Following a proposal by the Senate, she was appointed magistrate of the First Constitutional Court of Spain on 14 February 1980.[11] Cantón was the first female magistrate on the Constitutional Court of Spain.[6][7] She was later elected vice-president of the Constitutional Court of Spain during its plenary session in which she received eight votes and four blank ballots on 4 March 1986.[8] Cantón was rapporteur in more than 100 judgements such as the right to work; presumption of innocence; conscientious objection; the draft Organic Law on the Harmonization of the Autonomous Process; the partial decriminalization of abortion; the Coat of arms of Navarre; the application of tax regulations; bank savings; university autonomy;[1] and the expropriation of Rumasa.[3] She rejected all forms of interference and provided proof of her absolute independence of judgement in cases.[2] Cantón was considered to be a more ideologically conservative member of the court,[3] and ceased to be a magistrate when her nine-year term ended in February 1989.[6][7]

Cantón returned to the University of Salamanca and worked as a professor and director of the Department of Applied Economics to her retirement in 2001.[4] She taught courses on the European Union in the Jean Monnet Chair, the legal-constitutional aspects of economic relations in doctoral and postgraduate programs.
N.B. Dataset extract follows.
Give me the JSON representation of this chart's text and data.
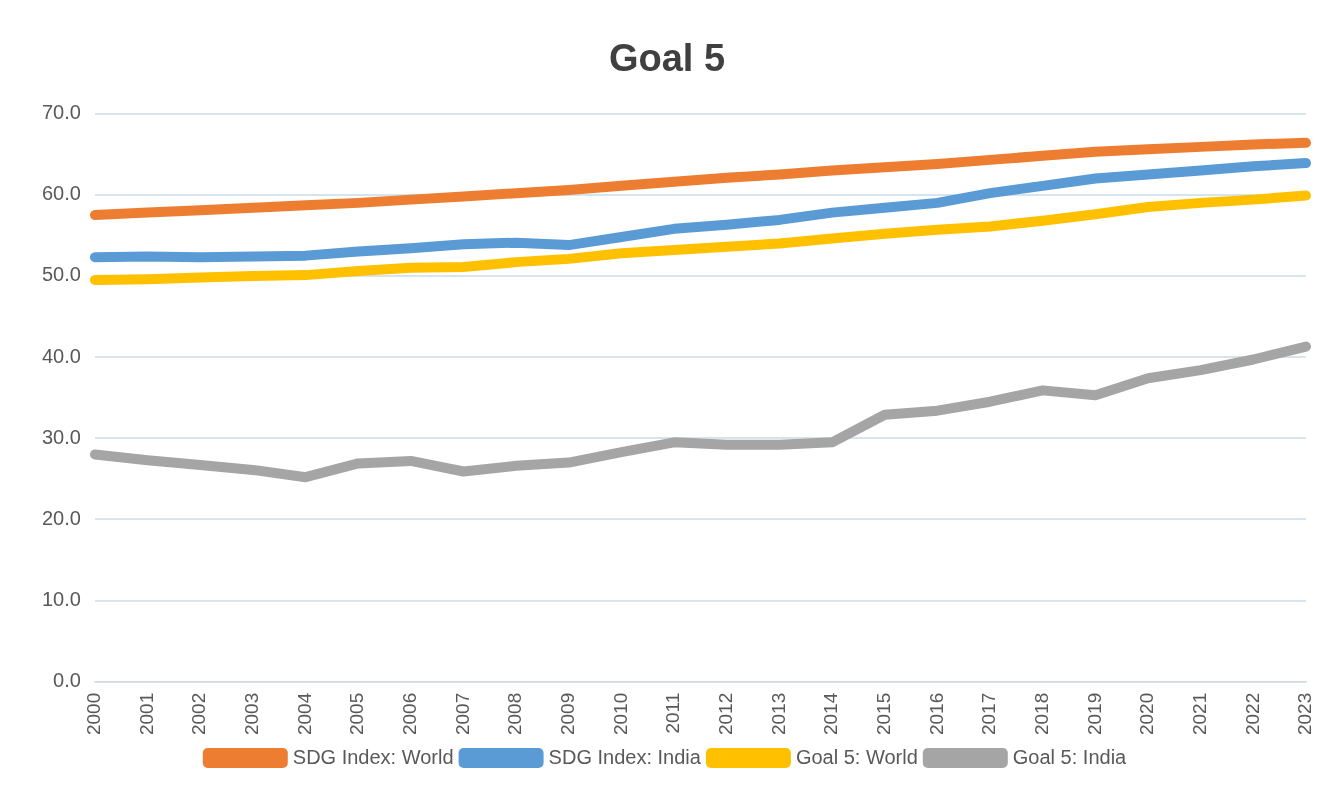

Cantón participated in symposiums organised by the Encuentro Foundation and in seminars of the Fe y Secularidad Institute. She was chair of the Management Board of the Institute of International Issues and the Independent Association Foundation of the Senate; was a member of the European Institute of Spain; the Committee of Experts of Expo '92; Council for the Debate on the Future of the European Union and was on the jury of the Prince of Asturias Awards in the Social Sciences in 1998.[1] Cantón was on the committee of the Marshall Memorial Fellowship and of the Fulbright-Banco de Bilbao scholarships. She was president of the jury of the 1998 Infanta Cristina Award for Economics and of the Research Awards of the Public University of Navarra in Human and Social Sciences between 2001 and 2003. Cantón was a patron of the Шаблон:Ill.[1]

She died on 27 December 2016 in Madrid.[1][7] Few media outlets published obituaries of Cantón in the days following her death despite the achievements of her legal career.[12]

Awards

On 27 February 1989, Cantón was decorated with the Dame Grand Cross of the Order of Isabella the Catholic by Juan Carlos I.[13] She received the Grand Cross of the Order of Civil Merit from the King in Madrid on 8 September 2000.[14] Cantón was awarded the Gold Medal by the University of Salamanca, their highest accolade, for her career in academia in 2004.[7][15] She also got the Order of Constitutional Merit.[1]